革新と魅惑に満ちたワーグナーの音楽── その魅力に迫る!

今月2/13(土)は「黒岩航紀ピアノコンサート〈オール・ワーグナー(リスト編)・プログラム〉」を開催予定です。

ワーグナーの最高峰の楽劇を、ピアノの表現技法を最大限に活用したリスト編曲により、
サロンという親密な空間いっぱいに多彩な音が満ち溢れ、その世界観を贅沢に体験できることでしょう!
 
ワーグナーファンの皆様、ピアノファンの皆様、オペラファンの皆様、未知の世界を経験したい皆様、是非この機会をお見逃しなく!
 
 
お申し込みはこちら⇨https://pro.form-mailer.jp/fms/7403928b213441
 
 
さて、クラシック音楽を楽しむために欠かせない予備知識ですが、
ピアニスト黒岩航紀さんより、演奏会をさらに楽しむためにプログラムノートをご執筆いただきました。
オペラの勉強にもなりますし、ストーリーや背景を理解して聴くことによって、より一層感動の幅が広がることではないでしょうか。
今回はワーグナーとリストの関係性についても注目したいところです。

音楽評論家の方が書かれることの多いプログラムノートですが、
実際に演奏会に向け、音楽に向き合い追求している音楽家さんでなければ書けない文章があります。

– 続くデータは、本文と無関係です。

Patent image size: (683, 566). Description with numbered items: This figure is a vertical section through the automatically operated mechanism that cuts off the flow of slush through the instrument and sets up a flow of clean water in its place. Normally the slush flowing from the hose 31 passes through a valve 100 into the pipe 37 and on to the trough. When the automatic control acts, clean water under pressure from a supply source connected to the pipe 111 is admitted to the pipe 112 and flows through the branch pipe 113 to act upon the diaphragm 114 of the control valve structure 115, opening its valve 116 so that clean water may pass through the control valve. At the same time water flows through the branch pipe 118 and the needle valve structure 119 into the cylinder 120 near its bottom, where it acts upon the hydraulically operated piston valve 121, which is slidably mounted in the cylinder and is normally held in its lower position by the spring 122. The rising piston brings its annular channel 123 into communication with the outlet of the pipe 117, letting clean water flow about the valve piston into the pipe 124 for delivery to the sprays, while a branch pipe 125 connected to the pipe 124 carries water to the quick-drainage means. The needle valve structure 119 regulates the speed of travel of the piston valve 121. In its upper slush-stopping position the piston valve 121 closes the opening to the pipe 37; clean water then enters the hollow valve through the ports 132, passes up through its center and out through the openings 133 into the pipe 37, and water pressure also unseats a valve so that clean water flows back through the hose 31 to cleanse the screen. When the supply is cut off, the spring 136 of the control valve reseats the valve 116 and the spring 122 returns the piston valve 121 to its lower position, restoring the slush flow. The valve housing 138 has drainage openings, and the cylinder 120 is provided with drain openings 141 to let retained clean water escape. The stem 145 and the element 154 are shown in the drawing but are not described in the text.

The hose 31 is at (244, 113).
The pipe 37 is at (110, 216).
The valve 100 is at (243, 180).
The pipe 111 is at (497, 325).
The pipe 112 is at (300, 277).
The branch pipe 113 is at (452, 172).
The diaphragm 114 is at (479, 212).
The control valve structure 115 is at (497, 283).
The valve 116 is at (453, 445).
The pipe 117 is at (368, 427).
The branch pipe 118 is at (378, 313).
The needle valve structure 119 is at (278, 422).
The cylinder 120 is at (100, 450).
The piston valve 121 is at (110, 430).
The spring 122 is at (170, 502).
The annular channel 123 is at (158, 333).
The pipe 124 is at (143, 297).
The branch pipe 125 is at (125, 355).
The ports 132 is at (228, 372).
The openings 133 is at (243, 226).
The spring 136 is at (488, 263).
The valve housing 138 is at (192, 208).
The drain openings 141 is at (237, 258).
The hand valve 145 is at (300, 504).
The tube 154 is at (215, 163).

美竹清花さろんでは、日々、作品と対峙する演奏家さんからプログラムノートを執筆いただいています。
 
また今回はご来場いただく皆様へ、黒岩さんからメッセージもいただいております。
是非、ご来場前にご一読くださいませ。

 

 

プログラム 

R.ワーグナー=F.リスト編:
序曲(歌劇「タンホイザー」より)
冬の静かな炉ばたで(楽劇「ニュルンベルクのマイスタージンガー」第1幕より)
聖杯への厳かな行進曲 (舞台神聖祝典劇「パルジファル」第1幕より)
ヴァルハラ(舞台祝祭典劇「ニーベルングの指環」序夜 楽劇「ラインの黄金」第2場より)

紡ぎ歌(歌劇「さまよえるオランダ人」第2幕より)
バラード(歌劇「さまよえるオランダ人」第2幕より)
祝典と結婚式の歌(歌劇「ローエングリン」第3幕より)
愛の死 (楽劇「トリスタンとイゾルデ」第3幕より)
 
※一部、黒岩航紀による編曲 
 
 
 
 

ご挨拶


 本日はご来場くださいまして、誠にありがとうございます。
 まずはじめに、世界的に不安と混乱が入り乱れるこのような状況下、今日を迎え開催できること、安堵と喜びを感じております。
 そしてそんな中、足をお運びいただき、お時間をいただける皆様に、心より感謝申し上げます。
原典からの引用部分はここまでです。